The disease is different from Alzheimer's and other forms of dementia, which set in later in life and often have a longer life expectancy. The symptoms differ.
"You don't see memory impairment, not at first. You see language and behavior problems," she said. "It's important to remember that the behavior coming from the patient is the disease, not the person. There are a lot of cases where people get divorced or they isolate themselves. It's easy for friends to back away. The family can be embarrassed. Often they don't know what the patient is going to say or do."
It was Mr. Smiley's odd behavior that led to his diagnosis.
When his grandson was born, Mr. Smiley was, "for lack of a better word, apathetic," Mrs. Smiley said. "I kept saying why are you so cold? Why have you become so mean? He was always the peacekeeper, but now ..."
"I showed no empathy, no sympathy," he said.
"I thought he was becoming just a mean old man," Mrs. Smiley said.
Headaches started and the Smileys went to a neurologists, and several tests, including an MRI and spinal tap, pointed to dementia.
The headaches remain five months later.
"When he's having bad days, he says it's like a monkey is on his back," Mrs. Smiley said.

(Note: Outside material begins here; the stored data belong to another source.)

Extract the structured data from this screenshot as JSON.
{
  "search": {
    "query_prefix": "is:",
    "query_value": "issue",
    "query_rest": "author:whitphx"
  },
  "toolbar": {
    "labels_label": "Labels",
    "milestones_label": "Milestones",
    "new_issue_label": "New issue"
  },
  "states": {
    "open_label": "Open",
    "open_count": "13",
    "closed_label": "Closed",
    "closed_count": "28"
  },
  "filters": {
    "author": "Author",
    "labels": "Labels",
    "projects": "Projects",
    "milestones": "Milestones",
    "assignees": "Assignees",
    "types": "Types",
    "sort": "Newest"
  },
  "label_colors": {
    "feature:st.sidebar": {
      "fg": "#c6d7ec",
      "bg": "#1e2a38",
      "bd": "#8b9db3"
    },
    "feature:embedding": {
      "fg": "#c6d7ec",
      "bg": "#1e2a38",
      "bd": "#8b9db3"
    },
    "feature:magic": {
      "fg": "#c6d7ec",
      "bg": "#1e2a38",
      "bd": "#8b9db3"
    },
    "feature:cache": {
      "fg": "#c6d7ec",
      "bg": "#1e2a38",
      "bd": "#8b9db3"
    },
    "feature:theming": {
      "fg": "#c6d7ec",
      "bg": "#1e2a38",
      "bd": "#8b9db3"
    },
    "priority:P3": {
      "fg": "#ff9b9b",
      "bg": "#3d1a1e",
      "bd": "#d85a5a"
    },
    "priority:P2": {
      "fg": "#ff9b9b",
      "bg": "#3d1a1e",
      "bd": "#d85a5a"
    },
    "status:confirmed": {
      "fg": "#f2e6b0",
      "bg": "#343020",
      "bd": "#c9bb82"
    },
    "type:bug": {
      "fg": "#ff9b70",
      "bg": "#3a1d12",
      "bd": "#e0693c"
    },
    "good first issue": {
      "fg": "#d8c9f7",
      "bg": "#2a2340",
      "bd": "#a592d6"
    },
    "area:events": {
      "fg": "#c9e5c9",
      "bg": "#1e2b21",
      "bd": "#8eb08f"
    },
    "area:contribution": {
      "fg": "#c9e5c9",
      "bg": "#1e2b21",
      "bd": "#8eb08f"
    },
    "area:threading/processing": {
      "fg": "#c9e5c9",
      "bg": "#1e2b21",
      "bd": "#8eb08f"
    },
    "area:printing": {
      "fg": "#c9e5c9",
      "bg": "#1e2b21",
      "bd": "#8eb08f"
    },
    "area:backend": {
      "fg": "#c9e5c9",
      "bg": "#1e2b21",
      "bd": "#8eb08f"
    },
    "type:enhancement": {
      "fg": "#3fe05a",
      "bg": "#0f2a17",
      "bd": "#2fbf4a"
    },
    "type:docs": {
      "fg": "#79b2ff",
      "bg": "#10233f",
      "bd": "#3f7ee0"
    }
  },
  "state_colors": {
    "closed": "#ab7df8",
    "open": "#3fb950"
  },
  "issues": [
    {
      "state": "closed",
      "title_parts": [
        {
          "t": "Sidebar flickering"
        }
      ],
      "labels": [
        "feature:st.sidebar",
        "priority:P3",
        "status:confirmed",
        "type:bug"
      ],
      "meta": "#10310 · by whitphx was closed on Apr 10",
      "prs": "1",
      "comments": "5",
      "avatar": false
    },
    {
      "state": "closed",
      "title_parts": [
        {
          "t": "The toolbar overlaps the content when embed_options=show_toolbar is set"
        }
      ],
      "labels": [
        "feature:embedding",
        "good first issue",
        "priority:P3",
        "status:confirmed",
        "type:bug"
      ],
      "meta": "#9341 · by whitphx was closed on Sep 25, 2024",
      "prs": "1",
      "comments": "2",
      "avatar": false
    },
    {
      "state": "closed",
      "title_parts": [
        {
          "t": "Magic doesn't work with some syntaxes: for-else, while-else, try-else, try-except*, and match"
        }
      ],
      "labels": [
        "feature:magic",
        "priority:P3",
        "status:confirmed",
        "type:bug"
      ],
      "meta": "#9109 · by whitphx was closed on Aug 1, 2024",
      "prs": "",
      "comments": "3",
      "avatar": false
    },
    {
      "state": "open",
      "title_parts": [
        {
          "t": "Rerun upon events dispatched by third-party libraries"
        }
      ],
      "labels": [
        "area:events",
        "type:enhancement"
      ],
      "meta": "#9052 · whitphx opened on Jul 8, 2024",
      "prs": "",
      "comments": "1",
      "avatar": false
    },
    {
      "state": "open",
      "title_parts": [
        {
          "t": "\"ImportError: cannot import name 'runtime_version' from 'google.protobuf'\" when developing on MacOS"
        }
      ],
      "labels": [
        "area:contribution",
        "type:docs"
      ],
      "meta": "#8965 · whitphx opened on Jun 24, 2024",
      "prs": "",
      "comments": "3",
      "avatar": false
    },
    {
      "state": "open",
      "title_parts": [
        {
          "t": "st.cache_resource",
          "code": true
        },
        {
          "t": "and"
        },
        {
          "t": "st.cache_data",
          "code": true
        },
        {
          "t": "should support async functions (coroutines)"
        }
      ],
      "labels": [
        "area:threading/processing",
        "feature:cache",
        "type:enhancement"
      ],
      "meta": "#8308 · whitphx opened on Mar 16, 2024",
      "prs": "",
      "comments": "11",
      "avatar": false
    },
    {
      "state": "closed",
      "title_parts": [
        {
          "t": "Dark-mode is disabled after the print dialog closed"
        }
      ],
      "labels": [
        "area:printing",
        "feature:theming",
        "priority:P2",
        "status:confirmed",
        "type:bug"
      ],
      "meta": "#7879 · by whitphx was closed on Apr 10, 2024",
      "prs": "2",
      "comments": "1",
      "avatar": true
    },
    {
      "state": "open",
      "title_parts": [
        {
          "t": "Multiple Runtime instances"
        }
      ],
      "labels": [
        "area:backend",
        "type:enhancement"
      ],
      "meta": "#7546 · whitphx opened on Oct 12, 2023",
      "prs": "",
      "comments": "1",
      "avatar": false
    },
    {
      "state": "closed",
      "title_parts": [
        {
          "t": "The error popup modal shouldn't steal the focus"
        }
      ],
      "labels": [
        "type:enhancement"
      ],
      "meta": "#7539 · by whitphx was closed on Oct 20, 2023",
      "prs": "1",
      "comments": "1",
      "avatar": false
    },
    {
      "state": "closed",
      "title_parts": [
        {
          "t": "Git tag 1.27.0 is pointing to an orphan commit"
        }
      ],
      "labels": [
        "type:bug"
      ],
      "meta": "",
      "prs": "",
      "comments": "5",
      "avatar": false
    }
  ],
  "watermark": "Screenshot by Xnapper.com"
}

The Bible helps, which is weird, Mr. Smiley said, because he has never been much of a reader.
Mr. Smiley plans to spend his last days studying the Bible, and with his family, fishing and camping, and preaching about Jesus Christ.
"It's a calling on my life. I can use what illness I have to speak to other people, to show them how to have faith even though I will ultimately die from this. My death," he said, "is not a spiritual one."
Reach Kelly Jasper at (706) 823-3552 or kelly.jasper@augustachronicle.com.
FRONTOTEMPORAL DEMENTIA
WHAT IT IS: A group of disorders caused by shrinking of the frontal and temporal lobes, parts of the brain that control behavior, personality and language.
PREVALENCE: The disease appears to be rare, accounting for 3 percent of dementia patients, according to the Alzheimer's Disease Education and Referral Center.
SYMPTOMS: Dramatic personality changes, impulsive and inappropriate behavior, apathy, troubles with speech
DIAGNOSIS: There's no one diagnostic test aside from an autopsy, according to Dr. Suzanne Smith, director of MCG's Memory Disorders Clinic.
TREATMENT: Medication to reduce behavioral symptoms or depression.